Undoubtedly, NFTs’ first year in the spotlight has been far from plain sailing. Some have taken to it like ducks, while others have emerged with soggy socks.
But despite the ups and downs, the utopian promises of decentralisation, ownership and agency for those who come correct are still a major draw for people considering working with NFTs. Especially now they have proved not to be the pump-and-dump scheme sceptics thought.
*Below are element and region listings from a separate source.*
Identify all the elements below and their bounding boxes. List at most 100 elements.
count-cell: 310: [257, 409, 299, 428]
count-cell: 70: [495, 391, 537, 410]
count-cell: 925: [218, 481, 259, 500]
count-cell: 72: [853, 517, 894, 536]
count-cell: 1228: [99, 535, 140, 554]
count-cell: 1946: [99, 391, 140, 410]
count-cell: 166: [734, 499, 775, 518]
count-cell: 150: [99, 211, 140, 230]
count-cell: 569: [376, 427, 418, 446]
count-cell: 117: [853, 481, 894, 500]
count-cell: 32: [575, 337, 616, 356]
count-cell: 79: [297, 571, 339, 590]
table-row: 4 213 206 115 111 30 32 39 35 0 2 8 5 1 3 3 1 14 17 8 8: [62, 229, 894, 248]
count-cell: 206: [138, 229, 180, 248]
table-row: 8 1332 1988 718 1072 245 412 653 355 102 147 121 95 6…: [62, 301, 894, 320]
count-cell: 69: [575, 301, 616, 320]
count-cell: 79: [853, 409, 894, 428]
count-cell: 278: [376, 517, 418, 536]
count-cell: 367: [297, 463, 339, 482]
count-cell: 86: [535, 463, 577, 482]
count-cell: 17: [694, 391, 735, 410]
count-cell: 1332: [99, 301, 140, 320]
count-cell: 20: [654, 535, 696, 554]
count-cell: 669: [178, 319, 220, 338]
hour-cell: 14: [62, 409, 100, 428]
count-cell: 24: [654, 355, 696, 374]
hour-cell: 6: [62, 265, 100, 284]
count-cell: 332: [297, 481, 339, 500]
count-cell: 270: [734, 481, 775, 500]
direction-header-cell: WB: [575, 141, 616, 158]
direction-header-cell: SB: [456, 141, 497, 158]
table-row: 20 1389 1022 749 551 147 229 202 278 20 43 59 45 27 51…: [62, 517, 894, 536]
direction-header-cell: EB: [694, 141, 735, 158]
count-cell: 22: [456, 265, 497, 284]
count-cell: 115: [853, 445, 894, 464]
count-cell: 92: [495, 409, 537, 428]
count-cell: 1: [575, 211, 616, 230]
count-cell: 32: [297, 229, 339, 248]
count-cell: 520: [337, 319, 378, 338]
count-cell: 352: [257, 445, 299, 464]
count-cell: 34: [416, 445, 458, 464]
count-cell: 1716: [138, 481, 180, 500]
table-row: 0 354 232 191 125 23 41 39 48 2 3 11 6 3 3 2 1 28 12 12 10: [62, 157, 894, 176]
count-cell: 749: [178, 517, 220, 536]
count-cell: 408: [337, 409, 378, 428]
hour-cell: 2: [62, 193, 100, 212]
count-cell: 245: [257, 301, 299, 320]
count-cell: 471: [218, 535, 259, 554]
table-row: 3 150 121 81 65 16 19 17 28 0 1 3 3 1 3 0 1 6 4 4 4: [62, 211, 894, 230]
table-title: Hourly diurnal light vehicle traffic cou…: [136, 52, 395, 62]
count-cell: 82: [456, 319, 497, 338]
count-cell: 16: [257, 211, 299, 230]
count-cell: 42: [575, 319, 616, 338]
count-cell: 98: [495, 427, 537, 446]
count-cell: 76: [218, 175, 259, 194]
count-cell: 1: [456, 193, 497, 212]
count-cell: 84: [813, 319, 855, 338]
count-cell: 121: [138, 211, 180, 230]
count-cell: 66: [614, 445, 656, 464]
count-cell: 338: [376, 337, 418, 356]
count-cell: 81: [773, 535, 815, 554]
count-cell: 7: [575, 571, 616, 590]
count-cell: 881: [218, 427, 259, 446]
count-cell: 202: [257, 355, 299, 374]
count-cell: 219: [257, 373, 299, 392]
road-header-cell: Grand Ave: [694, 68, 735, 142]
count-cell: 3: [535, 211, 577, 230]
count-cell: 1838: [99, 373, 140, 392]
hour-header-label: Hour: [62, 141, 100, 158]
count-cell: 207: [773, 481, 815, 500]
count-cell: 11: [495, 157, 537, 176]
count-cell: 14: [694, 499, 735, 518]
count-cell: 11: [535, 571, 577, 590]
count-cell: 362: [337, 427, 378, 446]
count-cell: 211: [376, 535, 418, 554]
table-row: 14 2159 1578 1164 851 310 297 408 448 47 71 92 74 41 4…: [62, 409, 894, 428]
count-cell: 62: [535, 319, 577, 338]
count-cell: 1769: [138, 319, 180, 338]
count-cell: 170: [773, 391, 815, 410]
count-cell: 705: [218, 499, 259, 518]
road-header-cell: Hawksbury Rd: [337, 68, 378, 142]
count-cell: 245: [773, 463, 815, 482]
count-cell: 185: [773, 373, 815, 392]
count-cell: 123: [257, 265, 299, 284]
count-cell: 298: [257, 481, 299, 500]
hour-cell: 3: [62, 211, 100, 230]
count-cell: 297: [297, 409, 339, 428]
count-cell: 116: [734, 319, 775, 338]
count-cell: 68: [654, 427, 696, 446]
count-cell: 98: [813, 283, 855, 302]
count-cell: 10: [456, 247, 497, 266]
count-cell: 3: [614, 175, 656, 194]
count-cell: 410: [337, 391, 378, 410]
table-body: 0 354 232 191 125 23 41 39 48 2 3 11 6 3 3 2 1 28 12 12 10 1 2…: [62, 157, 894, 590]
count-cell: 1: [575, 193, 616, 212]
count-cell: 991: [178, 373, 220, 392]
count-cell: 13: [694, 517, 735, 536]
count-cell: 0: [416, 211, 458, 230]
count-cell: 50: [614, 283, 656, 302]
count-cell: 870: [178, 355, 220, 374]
With Ethereum finally shifting from Proof-of-Work to Proof-of-Stake this summer, meaning less energy spent on each blockchain transaction, naysayers will have to find new issues to poke holes in.
The digital landscape another year from now is likely to be increasingly complex and exciting. Jah Reynolds is reluctant to predict where we might be in another 365 days’ time, but he’s enthusiastic. “It’s hard to say because this space moves so fast,” he ponders. “I didn’t think we’d be here in a year, so the sky is the ground. I’m just excited about what’s to come.”